If you're looking for a bijection from IRxIR -> [-1;1], I can suggest this:
bijection from IR to ]-a:a[
First let's find a bijection from IR-> ]-1;1[ so we just need to find a bijection from IRxIR->IR
tan(x): ]-Pi/2;Pi/2[ -> IR
arctan(x) : IR -> ]-Pi/2;Pi/2[
1/Pi*arctan(x) + 1/2: IR -> ]0;1[
2*arctan(x) : IR->]-Pi:Pi[
and
ln(x) : IR + -> IR
exp(x): IR -> R+
Bijection from ]0,1[ x ]0,1[ -> ]0,1[
let's write:
(x,y) in ]0,1[ x ]0,1[
x= 0,x1x2x3x4...xn...etc where x1x2x3x4...xn represent the decimals of x in base 10
y=0,y1y2y3y4...ym...etc idem
Let's define z=0,x1y1x2y2xx3y3....xnyn...Oym in ]0,1[
Then by construction we can provethere that it is exact bijection from ]0,1[ x ]0,1[ to ]0,1[.

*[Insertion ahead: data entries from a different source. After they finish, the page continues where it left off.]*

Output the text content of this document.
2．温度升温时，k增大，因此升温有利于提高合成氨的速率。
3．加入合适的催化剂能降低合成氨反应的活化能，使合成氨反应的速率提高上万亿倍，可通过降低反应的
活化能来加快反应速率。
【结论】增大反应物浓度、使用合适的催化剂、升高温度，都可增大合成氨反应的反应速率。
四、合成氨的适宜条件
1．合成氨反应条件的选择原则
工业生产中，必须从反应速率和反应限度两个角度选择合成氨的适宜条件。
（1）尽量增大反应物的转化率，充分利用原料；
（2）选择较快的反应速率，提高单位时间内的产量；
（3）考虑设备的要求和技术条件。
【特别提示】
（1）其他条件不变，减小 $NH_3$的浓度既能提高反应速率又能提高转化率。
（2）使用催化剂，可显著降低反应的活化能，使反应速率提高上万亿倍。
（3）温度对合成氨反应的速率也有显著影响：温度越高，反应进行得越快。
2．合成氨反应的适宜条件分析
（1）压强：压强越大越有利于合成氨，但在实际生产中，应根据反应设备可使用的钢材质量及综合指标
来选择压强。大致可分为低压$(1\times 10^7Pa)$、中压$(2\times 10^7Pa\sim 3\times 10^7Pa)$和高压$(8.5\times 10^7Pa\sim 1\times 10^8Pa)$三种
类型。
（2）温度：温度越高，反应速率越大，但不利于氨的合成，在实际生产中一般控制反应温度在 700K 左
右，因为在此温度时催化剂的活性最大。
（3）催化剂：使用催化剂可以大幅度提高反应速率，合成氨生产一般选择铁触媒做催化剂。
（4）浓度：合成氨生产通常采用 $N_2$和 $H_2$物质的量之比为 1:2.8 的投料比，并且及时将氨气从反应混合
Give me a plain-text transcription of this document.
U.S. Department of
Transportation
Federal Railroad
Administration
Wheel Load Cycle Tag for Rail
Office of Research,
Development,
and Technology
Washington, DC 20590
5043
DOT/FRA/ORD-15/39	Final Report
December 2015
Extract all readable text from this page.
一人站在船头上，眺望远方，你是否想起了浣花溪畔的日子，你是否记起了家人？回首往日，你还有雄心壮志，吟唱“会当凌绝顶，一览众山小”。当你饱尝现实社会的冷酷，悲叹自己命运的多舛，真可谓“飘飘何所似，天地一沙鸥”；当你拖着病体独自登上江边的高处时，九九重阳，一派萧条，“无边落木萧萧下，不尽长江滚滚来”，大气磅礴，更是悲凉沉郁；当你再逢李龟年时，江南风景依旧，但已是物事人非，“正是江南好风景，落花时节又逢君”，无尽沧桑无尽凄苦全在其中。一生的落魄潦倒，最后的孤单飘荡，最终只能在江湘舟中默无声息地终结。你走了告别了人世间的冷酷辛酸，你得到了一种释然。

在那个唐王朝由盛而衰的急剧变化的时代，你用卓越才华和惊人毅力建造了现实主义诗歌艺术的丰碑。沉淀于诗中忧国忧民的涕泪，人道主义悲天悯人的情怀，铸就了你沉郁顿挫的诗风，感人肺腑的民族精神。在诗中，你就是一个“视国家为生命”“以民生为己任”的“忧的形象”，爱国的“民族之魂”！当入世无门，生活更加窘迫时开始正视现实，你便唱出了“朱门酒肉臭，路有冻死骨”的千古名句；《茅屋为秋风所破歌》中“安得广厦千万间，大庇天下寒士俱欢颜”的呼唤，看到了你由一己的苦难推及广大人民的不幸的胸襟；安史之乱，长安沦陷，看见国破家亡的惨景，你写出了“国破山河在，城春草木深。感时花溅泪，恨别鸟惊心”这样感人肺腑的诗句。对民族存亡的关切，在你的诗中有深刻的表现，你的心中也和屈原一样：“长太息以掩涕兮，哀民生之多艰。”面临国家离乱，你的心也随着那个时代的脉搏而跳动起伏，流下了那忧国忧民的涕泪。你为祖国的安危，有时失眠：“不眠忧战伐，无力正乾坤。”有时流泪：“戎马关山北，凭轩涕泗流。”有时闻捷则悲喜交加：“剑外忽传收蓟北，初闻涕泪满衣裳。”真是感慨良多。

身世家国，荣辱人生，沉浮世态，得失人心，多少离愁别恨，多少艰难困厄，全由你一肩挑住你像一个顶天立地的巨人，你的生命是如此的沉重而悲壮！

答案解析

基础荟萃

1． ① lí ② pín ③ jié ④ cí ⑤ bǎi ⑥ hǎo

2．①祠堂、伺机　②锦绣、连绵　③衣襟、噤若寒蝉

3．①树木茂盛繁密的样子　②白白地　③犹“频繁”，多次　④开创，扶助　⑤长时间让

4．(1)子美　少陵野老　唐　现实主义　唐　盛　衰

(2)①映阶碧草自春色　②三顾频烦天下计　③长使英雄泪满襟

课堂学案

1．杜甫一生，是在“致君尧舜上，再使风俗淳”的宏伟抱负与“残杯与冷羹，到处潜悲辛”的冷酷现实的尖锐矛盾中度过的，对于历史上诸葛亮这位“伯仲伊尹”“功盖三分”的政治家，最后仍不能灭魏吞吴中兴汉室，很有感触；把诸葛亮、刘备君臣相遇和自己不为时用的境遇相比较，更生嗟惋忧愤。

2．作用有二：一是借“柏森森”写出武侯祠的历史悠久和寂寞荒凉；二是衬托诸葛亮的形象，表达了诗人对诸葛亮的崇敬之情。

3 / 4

(i'm not sure it's is true for number zith infinite decimals..but it's at least a "very good" injection, tell me if i'm wrong)
let's name this function : CANTOR(x,y)
then 2*CANTOR-1 is a bijection from ]0,1[ x ]0,1[ -> ]-1,1[
Then combining all the above assertions:
here you go, you get the bijection from IRxIR -> ]-1;1[...
You can combine with a bijection from IR-> ]0,1[
IRxIR -> ]-1;1[
(x,y) -> 2*CANTOR(1/Pi*arctan(x) + 1/2,1/Pi*arctan(y) + 1/2)-1
let's define the reciproque, we process the same way:
RCANTOR: z -> (x,y) (reciproque of CANTOR(x,y)
RCANTOR((z+1)/2): ]-1:1[ -> ]01[x ]0,1[
then 1/Pi*tan(RCANTOR((z+1)/2)) + 1/2 : z ->(x,y)
]-1;1[ -> IRxIR
Just pick any old hash function, stick in the binary description of the coordinates and use the output.